Discussion in 'Sports and News' started by RokSki, Jan 29, 2007.

  1. One day, SS, I'm going to figure out what early Dylan and William Frawley have in common.
     
  2. chester

    chester Member

    The problem with the Kosar move - in my opinion as an ardent Browns fan - wasn't so much the fact he cut Bernie, which nobody was happy with, but he did it with nobody available to step in immediately for the next game in Seattle. Vinny, as was stated earlier in the thread, was hurt at the time. If he would have at least waited until Testaverde was back - not that it would have necessarily cushioned the blow - I guess I could see it as being anything more than a petty personal move by him.

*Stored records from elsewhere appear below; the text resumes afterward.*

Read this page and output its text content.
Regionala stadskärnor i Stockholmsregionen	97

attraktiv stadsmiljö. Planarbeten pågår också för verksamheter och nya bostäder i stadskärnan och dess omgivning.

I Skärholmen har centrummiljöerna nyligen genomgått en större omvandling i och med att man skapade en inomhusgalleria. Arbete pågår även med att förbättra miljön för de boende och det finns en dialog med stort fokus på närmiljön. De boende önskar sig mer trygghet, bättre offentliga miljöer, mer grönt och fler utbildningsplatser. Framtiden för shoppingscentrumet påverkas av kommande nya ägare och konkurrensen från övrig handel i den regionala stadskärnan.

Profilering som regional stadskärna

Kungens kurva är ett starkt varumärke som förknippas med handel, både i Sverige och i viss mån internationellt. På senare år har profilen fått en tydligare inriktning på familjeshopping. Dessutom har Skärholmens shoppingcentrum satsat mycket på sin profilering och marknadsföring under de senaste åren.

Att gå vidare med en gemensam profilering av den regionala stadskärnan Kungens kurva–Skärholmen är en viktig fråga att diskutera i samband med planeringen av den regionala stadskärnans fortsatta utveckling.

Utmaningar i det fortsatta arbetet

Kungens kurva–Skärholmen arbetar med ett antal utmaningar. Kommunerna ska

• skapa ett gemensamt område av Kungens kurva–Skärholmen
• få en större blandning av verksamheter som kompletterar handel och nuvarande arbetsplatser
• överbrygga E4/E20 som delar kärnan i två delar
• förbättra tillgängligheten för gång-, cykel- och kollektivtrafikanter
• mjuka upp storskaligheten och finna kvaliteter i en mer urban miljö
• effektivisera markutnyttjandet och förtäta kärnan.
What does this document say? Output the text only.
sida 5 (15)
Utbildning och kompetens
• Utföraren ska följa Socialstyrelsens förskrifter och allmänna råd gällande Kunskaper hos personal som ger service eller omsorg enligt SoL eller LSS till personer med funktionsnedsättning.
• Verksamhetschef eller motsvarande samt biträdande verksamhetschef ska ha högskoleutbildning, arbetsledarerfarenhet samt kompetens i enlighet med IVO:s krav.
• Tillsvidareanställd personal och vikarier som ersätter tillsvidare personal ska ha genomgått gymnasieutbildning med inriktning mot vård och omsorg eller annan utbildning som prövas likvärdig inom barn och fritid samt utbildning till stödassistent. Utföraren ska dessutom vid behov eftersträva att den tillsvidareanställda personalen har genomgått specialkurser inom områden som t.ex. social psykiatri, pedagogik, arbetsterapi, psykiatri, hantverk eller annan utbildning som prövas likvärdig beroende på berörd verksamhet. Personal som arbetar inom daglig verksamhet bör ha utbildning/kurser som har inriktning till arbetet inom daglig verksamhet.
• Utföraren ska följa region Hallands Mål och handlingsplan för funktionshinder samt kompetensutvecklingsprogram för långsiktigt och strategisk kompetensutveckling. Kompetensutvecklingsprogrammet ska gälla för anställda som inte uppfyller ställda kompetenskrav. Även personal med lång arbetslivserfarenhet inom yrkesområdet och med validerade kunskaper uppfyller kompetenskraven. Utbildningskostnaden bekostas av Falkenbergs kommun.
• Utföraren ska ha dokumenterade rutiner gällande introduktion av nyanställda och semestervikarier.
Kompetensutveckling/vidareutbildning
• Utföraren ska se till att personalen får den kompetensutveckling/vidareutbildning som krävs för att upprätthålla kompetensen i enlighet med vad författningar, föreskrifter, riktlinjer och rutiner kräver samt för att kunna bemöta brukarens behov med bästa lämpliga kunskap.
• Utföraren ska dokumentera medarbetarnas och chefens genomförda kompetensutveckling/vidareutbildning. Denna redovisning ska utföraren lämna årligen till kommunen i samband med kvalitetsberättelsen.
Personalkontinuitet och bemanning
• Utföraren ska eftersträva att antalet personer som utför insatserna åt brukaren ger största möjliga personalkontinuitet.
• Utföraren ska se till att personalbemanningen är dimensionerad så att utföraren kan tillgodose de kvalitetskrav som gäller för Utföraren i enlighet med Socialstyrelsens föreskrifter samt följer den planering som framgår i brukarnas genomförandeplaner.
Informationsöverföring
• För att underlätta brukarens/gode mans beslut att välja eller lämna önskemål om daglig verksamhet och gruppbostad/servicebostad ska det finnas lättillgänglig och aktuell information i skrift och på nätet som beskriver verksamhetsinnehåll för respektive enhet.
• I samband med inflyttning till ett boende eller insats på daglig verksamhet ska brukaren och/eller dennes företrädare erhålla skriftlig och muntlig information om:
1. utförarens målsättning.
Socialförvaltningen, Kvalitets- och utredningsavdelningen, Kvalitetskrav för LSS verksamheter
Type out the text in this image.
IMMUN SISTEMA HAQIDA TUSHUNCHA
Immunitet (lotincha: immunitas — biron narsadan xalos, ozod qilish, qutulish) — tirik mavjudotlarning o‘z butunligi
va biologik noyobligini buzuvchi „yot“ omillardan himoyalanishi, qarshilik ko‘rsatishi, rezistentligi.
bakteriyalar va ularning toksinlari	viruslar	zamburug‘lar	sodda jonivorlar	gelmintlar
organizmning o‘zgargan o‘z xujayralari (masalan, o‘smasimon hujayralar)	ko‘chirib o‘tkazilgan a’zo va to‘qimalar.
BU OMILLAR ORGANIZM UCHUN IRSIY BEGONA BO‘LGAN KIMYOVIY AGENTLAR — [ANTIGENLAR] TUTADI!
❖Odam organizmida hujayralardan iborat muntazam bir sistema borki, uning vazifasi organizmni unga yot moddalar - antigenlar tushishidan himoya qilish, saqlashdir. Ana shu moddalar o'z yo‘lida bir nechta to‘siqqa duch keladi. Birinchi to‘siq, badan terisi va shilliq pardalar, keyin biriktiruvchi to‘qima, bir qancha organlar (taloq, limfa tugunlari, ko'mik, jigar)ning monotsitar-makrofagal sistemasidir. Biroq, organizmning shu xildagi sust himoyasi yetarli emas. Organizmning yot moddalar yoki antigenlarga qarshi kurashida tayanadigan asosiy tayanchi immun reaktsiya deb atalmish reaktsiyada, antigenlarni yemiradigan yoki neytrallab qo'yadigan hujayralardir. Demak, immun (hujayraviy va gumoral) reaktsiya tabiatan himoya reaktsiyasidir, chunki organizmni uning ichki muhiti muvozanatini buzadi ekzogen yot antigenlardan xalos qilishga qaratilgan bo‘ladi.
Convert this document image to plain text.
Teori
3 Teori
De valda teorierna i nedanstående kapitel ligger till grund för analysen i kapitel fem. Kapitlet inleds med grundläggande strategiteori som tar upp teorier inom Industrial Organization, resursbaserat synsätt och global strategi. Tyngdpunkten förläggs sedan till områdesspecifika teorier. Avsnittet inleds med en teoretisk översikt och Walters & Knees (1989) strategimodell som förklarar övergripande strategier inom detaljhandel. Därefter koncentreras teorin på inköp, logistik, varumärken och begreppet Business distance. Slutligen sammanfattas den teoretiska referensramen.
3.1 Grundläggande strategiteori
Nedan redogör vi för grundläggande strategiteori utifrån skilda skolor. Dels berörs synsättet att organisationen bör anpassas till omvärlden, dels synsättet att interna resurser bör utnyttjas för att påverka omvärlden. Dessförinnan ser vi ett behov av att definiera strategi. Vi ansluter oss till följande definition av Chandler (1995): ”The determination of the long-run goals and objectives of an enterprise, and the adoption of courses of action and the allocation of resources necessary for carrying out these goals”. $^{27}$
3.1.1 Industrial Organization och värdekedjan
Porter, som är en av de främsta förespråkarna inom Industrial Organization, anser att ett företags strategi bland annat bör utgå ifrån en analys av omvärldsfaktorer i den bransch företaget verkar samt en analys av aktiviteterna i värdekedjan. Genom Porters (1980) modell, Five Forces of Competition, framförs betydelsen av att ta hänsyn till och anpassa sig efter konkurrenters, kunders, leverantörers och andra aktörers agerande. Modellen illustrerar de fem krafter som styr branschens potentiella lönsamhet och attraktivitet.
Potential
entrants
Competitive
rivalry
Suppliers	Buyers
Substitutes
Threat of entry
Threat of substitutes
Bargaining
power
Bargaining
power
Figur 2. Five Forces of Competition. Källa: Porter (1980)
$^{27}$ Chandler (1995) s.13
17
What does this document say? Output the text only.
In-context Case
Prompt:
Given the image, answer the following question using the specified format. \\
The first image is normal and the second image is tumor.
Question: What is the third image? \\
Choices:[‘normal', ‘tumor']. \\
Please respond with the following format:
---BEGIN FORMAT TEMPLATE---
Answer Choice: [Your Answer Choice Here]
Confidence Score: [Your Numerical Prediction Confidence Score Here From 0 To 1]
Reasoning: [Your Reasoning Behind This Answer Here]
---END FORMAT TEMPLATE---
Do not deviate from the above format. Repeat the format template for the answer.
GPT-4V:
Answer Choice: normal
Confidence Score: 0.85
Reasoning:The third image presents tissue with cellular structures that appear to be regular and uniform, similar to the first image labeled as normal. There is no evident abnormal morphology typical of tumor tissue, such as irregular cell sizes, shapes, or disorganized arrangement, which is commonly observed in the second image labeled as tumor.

    Also, Belichick's Cleveland teams were NOTORIOUS for starting fast and fading in the end. Even the team which made the playoffs in 1994 started 6-1 and finished 5-4 down the stretch. His 1993 team was 5-2 and was in first place after beating the Steelers in Cleveland (thanks to two Metcalf punt returns), yet finished 7-9 and missed out on the playoffs. Almost the same with the 1992 team, which was 5-4 and won just two games the rest of the way.

    Finally, the genius also was the master of losing a game or two he had no business losing - see the loss in 1992 to Indianapolis, the 1993 "Metcalf-up-the-middle" defeat to the Falcons.
     
  3. Moderator1

    Moderator1 Moderator Staff Member

    Can you hear me NOW?
    If he calls while leaking, he can get in five per day.
     
  4. Herbert Anchovy

    Herbert Anchovy Active Member

    The Colts, coming off a 1-15 season, had 12 or 13 sacks in that game. Mark Herrmann started that opener for Indy and didn't even finish the month on the team.

    Nobody wants to remember how monumental a failure he was in Cleveland. There will be none of that. The man is a genius. Stuart Scott said so.
     
  5. wickedwritah

    wickedwritah Guest

    No one has forgotten his failure in Cleveland, trust me.
     
  6. Chef

    Chef Active Member

    Mangini would kick his old ass around Foxboro.
     
  7. Seahawk

    Seahawk Member

    Is it possible he learned a thing or two from his first stint as a head coach? Was he a huge success in Cleveland? By no means whatsoever. He also was not a total failure. He did successfully rebuild a floundering team.

    As for the timing of the Kosar cut, there is no defending that. While the change eventually worked out, you are right in saying that it should not have happened when it did.
     
  8. RokSki

    RokSki New Member

    Damn fine post, hondo, both paragraphs. I'd really like to see some journalistic follow-up to the questions you pose in the first paragraph. 5 calls a day? That's an enormous time-sink, you'd think.
     
  9. Bob Cook

    Bob Cook Active Member

    I'm going to name my next band "The Pigskin Poohbah."
     
  10. Smasher_Sloan

    Smasher_Sloan Active Member

    Dylan gave us words to live by; Fred Mertz taught us how to live.
     
  11. Johnny's in the basement/mixin' up the medicine
    I'm on the pavement/thinkin' 'bout Vivian Vance...
     
  12. Smasher_Sloan

    Smasher_Sloan Active Member

    Lots of colorful insider stories about the utter contempt Frawley and Ms. Vance had for each other. He used to refer to her as a "dried-up old (real bad word)."

    Frawley had a clause in his contract that guaranteed he was off the week of the World Series so he could attend the games.

    He was so disinterested in the show that when he got his script, he would throw away all the pages where he didn't have a part. He was in a panic one week because he saw some of the other scenes being filmed and they didn't make any sense to him. He thought he had memorized lines from the wrong script.

    Joe Falls used to tell a story about one of the first times he was in LA. He wound up seated near Frawley in a restaurant one morning and was impressed. He overheard Frawley ordering, "seeded roll and half a Crenshaw melon," so he ordered the same thing.